RACINES DE LA DANSE FOLKLORIQUE
Halay, Zeybek et Horon : les danses au cœur du spectacle
Le Feu d’Anatolie puise dans des traditions régionales nommées, et non dans une danse folklorique générique. Voici ce que sont le halay, le zeybek et le horon, et comment le spectacle les réinvente.

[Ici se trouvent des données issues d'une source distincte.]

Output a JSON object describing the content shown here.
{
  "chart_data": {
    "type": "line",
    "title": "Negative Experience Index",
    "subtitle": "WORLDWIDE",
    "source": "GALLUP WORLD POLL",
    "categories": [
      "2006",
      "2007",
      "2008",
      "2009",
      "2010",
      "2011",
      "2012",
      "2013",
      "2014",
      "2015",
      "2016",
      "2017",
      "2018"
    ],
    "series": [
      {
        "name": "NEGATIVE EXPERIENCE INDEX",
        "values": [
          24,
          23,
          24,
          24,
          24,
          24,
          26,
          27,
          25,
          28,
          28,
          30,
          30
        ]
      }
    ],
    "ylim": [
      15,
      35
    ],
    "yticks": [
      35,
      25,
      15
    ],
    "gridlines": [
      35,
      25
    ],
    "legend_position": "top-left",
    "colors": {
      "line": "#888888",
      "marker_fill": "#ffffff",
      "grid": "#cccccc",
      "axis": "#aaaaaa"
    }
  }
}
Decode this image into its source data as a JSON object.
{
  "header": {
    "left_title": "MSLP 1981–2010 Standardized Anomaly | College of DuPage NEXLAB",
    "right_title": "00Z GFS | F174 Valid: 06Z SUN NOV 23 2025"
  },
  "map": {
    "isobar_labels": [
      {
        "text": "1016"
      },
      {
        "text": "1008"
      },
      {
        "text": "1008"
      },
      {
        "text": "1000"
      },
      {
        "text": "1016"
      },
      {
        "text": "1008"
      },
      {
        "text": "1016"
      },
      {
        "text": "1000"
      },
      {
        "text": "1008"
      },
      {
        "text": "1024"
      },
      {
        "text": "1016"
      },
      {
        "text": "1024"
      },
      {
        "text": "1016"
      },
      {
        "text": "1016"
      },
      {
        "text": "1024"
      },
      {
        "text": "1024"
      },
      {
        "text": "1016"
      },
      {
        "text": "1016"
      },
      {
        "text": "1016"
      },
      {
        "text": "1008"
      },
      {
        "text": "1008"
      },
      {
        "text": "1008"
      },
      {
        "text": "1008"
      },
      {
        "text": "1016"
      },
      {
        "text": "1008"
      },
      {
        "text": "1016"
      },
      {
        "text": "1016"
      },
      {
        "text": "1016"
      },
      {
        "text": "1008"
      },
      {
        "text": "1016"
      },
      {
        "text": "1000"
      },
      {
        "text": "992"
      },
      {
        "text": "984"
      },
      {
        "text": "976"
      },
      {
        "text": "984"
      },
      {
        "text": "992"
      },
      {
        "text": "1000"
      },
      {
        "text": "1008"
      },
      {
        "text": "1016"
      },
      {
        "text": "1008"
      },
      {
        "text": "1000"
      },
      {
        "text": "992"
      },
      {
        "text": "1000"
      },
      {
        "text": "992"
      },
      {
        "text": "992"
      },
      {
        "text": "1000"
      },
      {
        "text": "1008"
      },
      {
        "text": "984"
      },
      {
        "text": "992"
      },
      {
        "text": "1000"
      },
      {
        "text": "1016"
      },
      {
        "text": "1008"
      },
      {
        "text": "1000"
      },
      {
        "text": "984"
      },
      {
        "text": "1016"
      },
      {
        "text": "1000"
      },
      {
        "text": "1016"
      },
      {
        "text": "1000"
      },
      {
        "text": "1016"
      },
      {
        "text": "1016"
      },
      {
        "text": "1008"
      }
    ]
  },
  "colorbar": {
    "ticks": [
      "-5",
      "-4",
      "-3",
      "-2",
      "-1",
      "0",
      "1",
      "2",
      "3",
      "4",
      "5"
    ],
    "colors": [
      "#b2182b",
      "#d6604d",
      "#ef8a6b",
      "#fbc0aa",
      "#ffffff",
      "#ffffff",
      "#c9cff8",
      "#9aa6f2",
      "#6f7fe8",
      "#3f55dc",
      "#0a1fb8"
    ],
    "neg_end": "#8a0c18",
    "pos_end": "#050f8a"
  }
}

Voir Fire of Anatolia sur Viator ↗Trois traditions populaires au cœur du spectacle
| Danse | Région | Personnage |
|---|---|---|
| Halay | Anatolie du Sud, du Sud-Est et centrale | Danse de groupe en ligne, rythmée par les tambours et le zurna |
| Zeybek | Égée, Anatolie occidentale | Danse solo lente et dramatique, aux gestes amples |
| Horon | Mer Noire, Anatolie septentrionale | Danse rapide des épaules, rythmée par le violon kemençe |
La carte de la danse folklorique de Turquie est régionale, et non nationale.
La danse folklorique turque n'est pas un style unique — c'est une mosaïque de traditions régionales distinctes, chacune façonnée par la géographie locale, l'histoire et les instruments propres à chaque région du pays. Les Flammes d'Anatolie s'inspirent précisément de cette mosaïque plutôt que d'inventer un style de danse « turc » générique, ce qui explique en partie pourquoi la chorégraphie change radicalement de caractère entre les sections, passant d'un rythme lent et majestueux à un tempo rapide et percussif en une seule soirée. Trois traditions en particulier ancrent le spectacle : les danses en ligne halay du sud et de l'est, les danses zeybek de l'ouest égéen, et le horon du nord de la mer Noire.
Halay — la danse en ligne du sud et de l’est
La halay se danse en ligne ou en cercle ouvert, les danseurs se tenant par la main ou par les épaules, évoluant ensemble au rythme des tambours et du zurna à anche double. Elle est associée aux régions du sud, du sud-est et du centre de la Turquie, et se pratique traditionnellement lors des mariages et des célébrations, fondée sur le mouvement collectif plutôt que sur un soliste qui attire l'attention. Dans le spectacle, l'un des chorégraphes de la compagnie, spécialiste de la halay et des danses du sud de la Turquie, est crédité pour avoir façonné la manière dont cette tradition collective et rythmée se déploie sur scène devant de grands publics en tournée.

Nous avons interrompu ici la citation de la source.